Various Artists Creepy Remixes
Creepy, a gothic-minded indie hip-hop-soul tune by a group called Emaculate D’ception, gets three diverse San Francisco re-rubs. Drum & bass stars Westside Chemical and UFO! bring a slow, well-constructed ether-beat mix; de Giere gives it a funky digital shredding; and Drunkin Unkelz swing expert Wu-Tang-ish paranoia-hop. A very promising debut from the Volta
Billy Dalessandro Dark Matter EP
Chicago’s Dalessandro draws on his early-’90s tech and acid roots with taste and restraint. The cavernous title track scratches at the dubby atmosphere with raw synth stabs, while the flipside tracks pop tighter and a bit more vertically. Understated and gutsy.
Geche Moonface
Britisher James Drabble hands over another in Statra’s impressive Statravel series of 12-inches. The somatic dub title track fully utilizes singer Sarah Ellis’s chanty vocals, while rhythmic bits like “Melt” and “Lana” use found sound and chaotic editing to spice up the varied tempos. Ready for more from this guy.

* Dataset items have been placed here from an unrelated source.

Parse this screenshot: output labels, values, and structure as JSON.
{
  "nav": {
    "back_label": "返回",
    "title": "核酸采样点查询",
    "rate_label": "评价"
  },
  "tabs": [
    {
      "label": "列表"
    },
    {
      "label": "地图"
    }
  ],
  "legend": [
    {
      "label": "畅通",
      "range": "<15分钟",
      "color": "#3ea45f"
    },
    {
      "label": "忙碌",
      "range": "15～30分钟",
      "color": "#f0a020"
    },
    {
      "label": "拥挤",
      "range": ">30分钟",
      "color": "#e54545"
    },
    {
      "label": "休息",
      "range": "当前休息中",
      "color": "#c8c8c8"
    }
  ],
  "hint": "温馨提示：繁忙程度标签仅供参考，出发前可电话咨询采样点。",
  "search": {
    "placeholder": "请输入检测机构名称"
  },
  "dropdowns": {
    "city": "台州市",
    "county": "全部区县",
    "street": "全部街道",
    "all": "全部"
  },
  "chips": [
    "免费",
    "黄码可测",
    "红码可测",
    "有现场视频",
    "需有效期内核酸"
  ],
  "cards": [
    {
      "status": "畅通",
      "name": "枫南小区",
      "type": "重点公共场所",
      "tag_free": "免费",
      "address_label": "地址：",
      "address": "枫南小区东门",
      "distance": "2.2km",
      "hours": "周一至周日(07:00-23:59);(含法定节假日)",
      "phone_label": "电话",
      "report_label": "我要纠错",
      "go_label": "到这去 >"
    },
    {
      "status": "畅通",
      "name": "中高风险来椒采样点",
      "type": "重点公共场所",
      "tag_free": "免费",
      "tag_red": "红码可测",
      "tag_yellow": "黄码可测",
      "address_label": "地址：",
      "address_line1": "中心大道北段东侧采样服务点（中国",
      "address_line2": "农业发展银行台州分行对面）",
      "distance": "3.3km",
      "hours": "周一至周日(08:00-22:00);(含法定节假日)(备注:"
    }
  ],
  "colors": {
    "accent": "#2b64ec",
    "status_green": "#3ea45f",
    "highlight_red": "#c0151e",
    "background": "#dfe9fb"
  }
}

Bill Payer & Fat Hippy Salt Rocker
Liverpool’s Dirty Blue goes thumping and hypnotic 3AM-style here, as producers Andy Winrow and Simon McCormick take you into endless track-land. The title cut hoovers a reggae chord and dread vocal samples in space while the thump below runs easy and wild á la Swayzak. The flip’s “Stranded” goes all opaque and urban-aboriginal percussive. The next school is in session.
Loes Lee Ash
Amsterdam’s Lee (who runs the Moving Target label) laces a minimal-yet-propulsive funky thumper for Berlin’s ascending breakbeat imprint Dangerous Drums that bumps with tight bass and flanged chords. Britain’s Spoon Wizard rolls some tight scratches and arrangements on his old-skoolin’ electro-riffic Cutlery mix. Excellent breaks drama for that ass.
Various Artists Fear001ep
On the A-side fo this first from Dublin’s Fear label, Deasy presents “Haul,” all sweet synth tones and shifting machine rhythms touching a bit on Squarepusher territory. On the flip, Droid + Slug’s quietly spastic and quick “Polyp” gets a slightly Kraftwerkian funk remix by the DJ duo Ambulance. Very promising stuff.